After rushing home to go to the bathroom he hears Ramona entering the house and pleads with her to come back. She tells him she has only come to return her house key and leaves.

==Production==
In August 2016, it was announced that Brett Gelman, Judy Greer, Michael Cera, Nia Long, Fred Melamed, Shiri Appleby, Rhea Perlman, David Paymer, Gillian Jacobs, Megan Mullally, Martin Starr, Jeff Garlin and Marla Gibbs would star in the film, with Janicza Bravo directing and executive producing the film from a screenplay she wrote alongside Gelman. Paul Bernon, Sam Slater, David Bernon, Han West, Houston King, Christine Vachon, and David Hinojosa would serve as producers and executive producers, respectively, under their Burn Later Productions and Killer Films banners.

===Filming===
Principal photography concluded in August 2016.

==Release==
The film had its world premiere at the Sundance Film Festival on January 22, 2017. The film also opened the 46th International Film Festival Rotterdam January 25, 2017. It also screened at South by Southwest on March 10, 2017. Shortly after, Magnolia Pictures acquired distribution rights to the film. It was released on August 18, 2017.

===Critical reception===
On Rotten Tomatoes, the film has an approval rating of 55% based on 47 reviews, with an average rating of 5.3 out of 10. The site's critical consensus says "Lemon succeeds in its aim as a tart satire, but audiences may find this foray into abrasiveness too sour to swallow." On Metacritic, the film has a weighted average score of 59 out of 100 based on reviews from 20 critics, indicating "mixed or average" reviews.
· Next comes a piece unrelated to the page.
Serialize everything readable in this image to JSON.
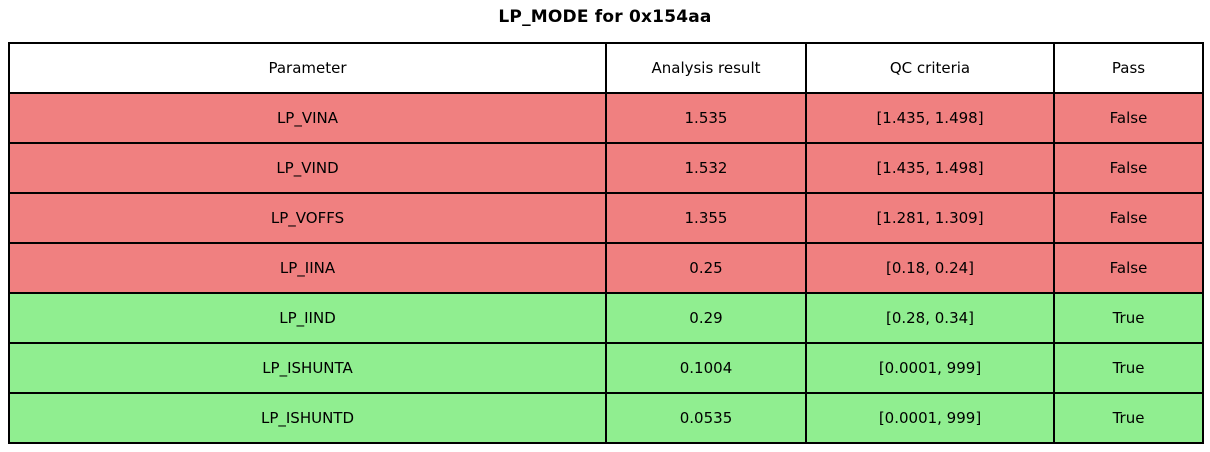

Todd McCarthy of The Hollywood Reporter praised the film, and wrote: "Lemon represents a feature debut of unusual assurance and control with a style all its own."

Owen Gleiberman of Variety gave it a mixed review: "Lemon is a comedy of miserablism that keeps poking you in the ribs — and, quite often, fails to hit the rib it’s aiming for. Yet it’s a watchable curio, because beneath it all the director, the Panamanian-born Janicza Bravo, has a more conventional sensibility than she lets on."